Nach einer ersten Analyse ist der Kommissionsvorschlag für die JEF mehr als enttäuschend. Zahlreiche unserer Anregungen (pdf) und Wünsche blieben unberücksichtigt. Um nur einige Beispiele zu nennen:

  • Die Kommission fordert nun, dass für eine erfolgreiche Initiative innerhalb eines Jahres insgesamt eine Million Unterschriften aus mindestens eine Drittel der derzeit 27 Mitgliedstaaten gesammelt werden müssen. Damit schafft die Kommission eine recht hohe Hürde.
  • Gleiches gilt auch für das Mindestalter von 18 Jahren (bzw. 16 in Österreich). Nach Ansicht der JEF hätte auf ein Mindesalter in Gänze verzichtet werden können.
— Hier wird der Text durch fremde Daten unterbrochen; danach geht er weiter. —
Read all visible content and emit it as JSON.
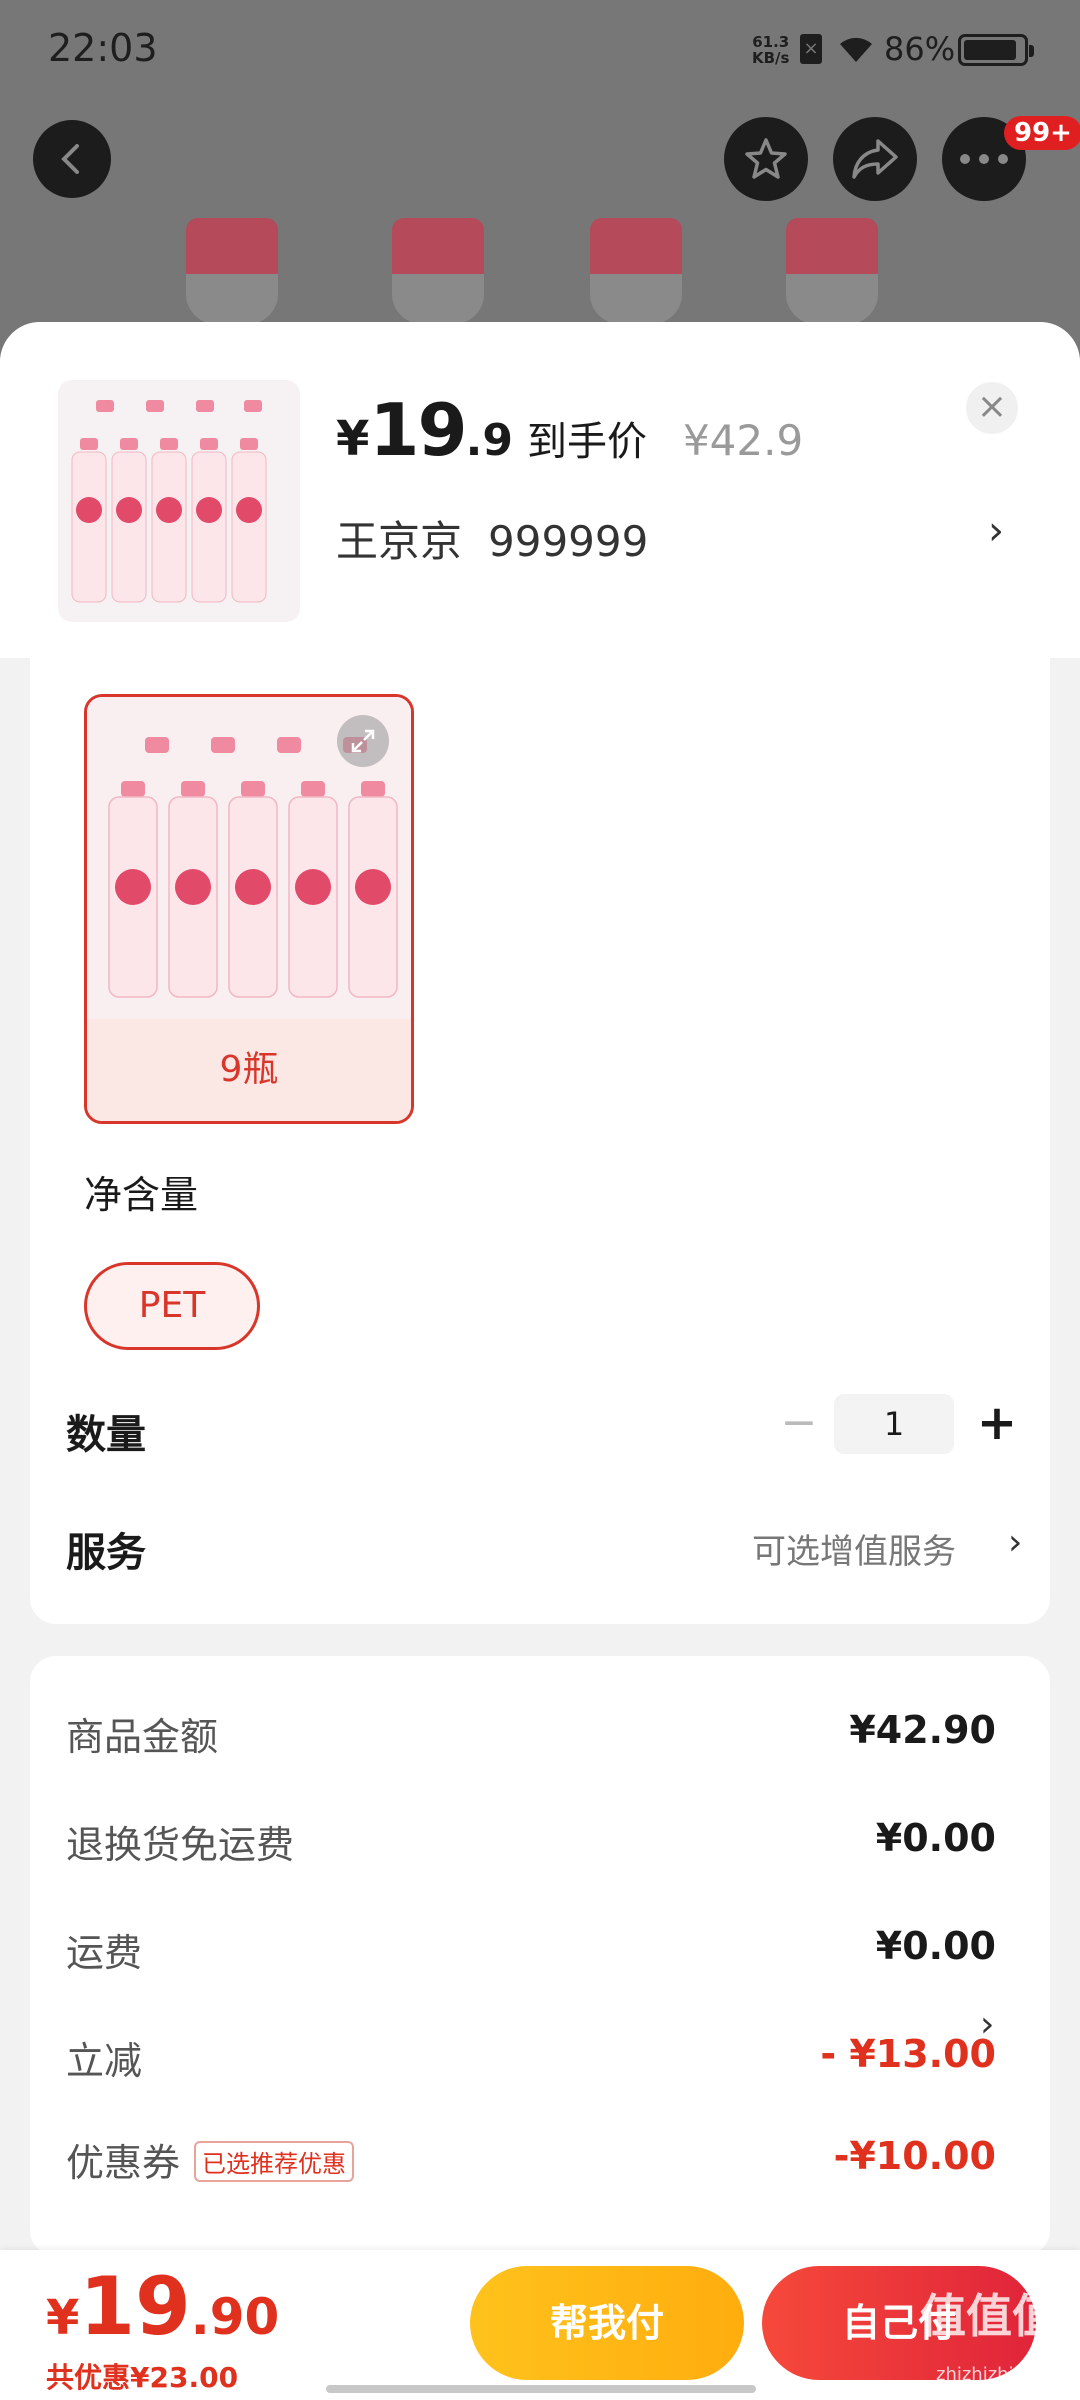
{
  "status_bar": {
    "time": "22:03",
    "net_speed_value": "61.3",
    "net_speed_unit": "KB/s",
    "battery": "86%"
  },
  "nav": {
    "badge": "99+",
    "icons": [
      "back-icon",
      "star-icon",
      "share-icon",
      "more-icon"
    ]
  },
  "product": {
    "price_yen": "¥",
    "price_int": "19",
    "price_dec": ".9",
    "price_tag": "到手价",
    "original_price": "¥42.9",
    "address_name": "王京京",
    "address_phone": "999999"
  },
  "options": {
    "variant_label": "9瓶",
    "net_content_label": "净含量",
    "packaging_option": "PET",
    "quantity_label": "数量",
    "quantity_value": "1",
    "service_label": "服务",
    "service_option": "可选增值服务"
  },
  "fees": [
    {
      "label": "商品金额",
      "value": "¥42.90",
      "highlight": false
    },
    {
      "label": "退换货免运费",
      "value": "¥0.00",
      "highlight": false
    },
    {
      "label": "运费",
      "value": "¥0.00",
      "highlight": false
    },
    {
      "label": "立减",
      "value": "- ¥13.00",
      "highlight": true
    },
    {
      "label": "优惠券",
      "value": "-¥10.00",
      "highlight": true,
      "tag": "已选推荐优惠"
    }
  ],
  "bottom": {
    "total_yen": "¥",
    "total_int": "19",
    "total_dec": ".90",
    "saving": "共优惠¥23.00",
    "help_pay": "帮我付",
    "self_pay": "自己付"
  },
  "watermark": {
    "text": "值值值",
    "sub": "zhizhizhi.com"
  },
  "colors": {
    "accent": "#e0301e",
    "help_pay": "#ffb916",
    "self_pay": "#ea3339"
  }
}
Denn weder handelt es sich bei der Bürgerinitiative um einen Wahlakt, noch ist aus unserer Sicht nachvollziehbar, warum ein beispielsweise 15jähriger Schüler nicht auch eine politische Unterstützungsbekundung äußern dürfte.
  • Die Rergelung zur Zulassungsprüfung sind ebenfalls unbefriedigend. Erst nach 300.000 Unterstützungsbekundungen kann der Organisator einer Initiative bei der Kommission eine Entscheidung über die Zulässigkeit ebendieser beantragen. Bei einem negativen Ausgang wären nicht nur die 300.000 Stimmen futsch, sondern vermutlich auch das Instrument Bürgerinitiative in der Öffentlichkeit beschädigt.
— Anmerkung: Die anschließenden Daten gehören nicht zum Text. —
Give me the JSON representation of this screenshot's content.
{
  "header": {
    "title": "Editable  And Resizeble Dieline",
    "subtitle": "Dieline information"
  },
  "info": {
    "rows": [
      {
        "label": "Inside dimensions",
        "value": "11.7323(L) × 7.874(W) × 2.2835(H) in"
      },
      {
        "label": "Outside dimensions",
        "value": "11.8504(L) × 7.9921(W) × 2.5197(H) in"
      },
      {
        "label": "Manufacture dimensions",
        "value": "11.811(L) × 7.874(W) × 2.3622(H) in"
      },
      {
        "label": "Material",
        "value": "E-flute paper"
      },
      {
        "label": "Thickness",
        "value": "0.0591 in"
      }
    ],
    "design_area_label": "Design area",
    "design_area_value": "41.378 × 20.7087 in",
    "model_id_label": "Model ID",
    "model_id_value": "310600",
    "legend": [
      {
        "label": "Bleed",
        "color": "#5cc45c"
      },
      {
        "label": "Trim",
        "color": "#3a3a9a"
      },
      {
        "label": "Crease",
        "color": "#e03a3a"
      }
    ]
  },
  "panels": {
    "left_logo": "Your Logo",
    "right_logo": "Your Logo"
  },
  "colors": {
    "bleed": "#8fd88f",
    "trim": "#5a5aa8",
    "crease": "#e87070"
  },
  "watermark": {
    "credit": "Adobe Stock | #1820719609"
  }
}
Die Kommission, namentlich Maroš Šefčovič, sieht dies freilich anders (nachzulesen bspw. in einem byliner von Šefčovič im Guardian). Wie dem auch sei. Der Kommissionsvorschlag muss erst noch das Europäische Parlament und den Rat passieren, bevor die Verordnung in Kraft tritt. Bleibt also noch Zeit für Nachbesserungen. Und wenn alle Stricke reißen, hat die Kommission eine Überprüfung der Regelungen fünf Jahre nach Inkrafttreten eingeplant.

Ihr Kommentar
  • Am 7. April 2010 um 00:45, von  Cédric Als Antwort Hohe Hürden für Europäische Bürgerinitiative

    Hat jemand den Verordnungsentwurf für die Europäische Bürgerinitiative gelesen? Neben der Tatsache, dass diese Verordnung niemals nützlich sein wird (es wird nie eine Initiative geben, die die Kriterien erfüllen wird) möchte ich ein sehr lustiges und lustvolles Aspekt des Vorschlags unterstreichen: die nationale Schwellenwerte von Unterschriften, die eine Initiative bei einem Drittel der Mitgliedstaaten sammeln sollte, sollten nicht mehr wie eingangs geplant einem festen Proporzsatz der Bevölkerung entsprechen, sondern einem Vielfachen der Zahl der Mitglieder des Europäischen Parlaments für jeden Mitgliedstaat, nach dem Entwurf der Kommission. Und die Kommission begründet ihren Vorschlag so:

    „Gestützt auf das während der Anhörung vorgebrachte Argument, dass ein fester Prozentsatz für alle Mitgliedstaaten nicht gerecht wäre, sieht der Vorschlag einen festen Schwellenwert für jeden Mitgliedstaat vor, der degressiv proportional zu der Bevölkerung jedes Mitgliedstaats ist. Um zu gewährleisten, dass diese Schwellenwerte auf objektiven Kriterien beruhen, hat die Kommission für sie ein Vielfaches der Zahl der Mitglieder des Europäischen Parlaments für jeden Mitgliedstaat zugrunde gelegt3. Dieser Faktor beträgt 750“

    Von „objektiven Kriterien“ zu sprechen ist sowohl zynisch und sehr clever seitens der Kommission:

    (1) Erstens, wir wissen wohl, dass die Verteilung der EU-Abgeordneten ist alles andere als objektiv, und dass das „Prinzip der degressiven Proportionalität“ ein Witz ist (keine mathematische Formel). Die Verteilung der Mandate ist nur das Ergebnis von politischen Verhandlungen zwischen den Mitgliedstaaten. Die Kommission macht als ob sie es nicht wusste. Das gefällt mir!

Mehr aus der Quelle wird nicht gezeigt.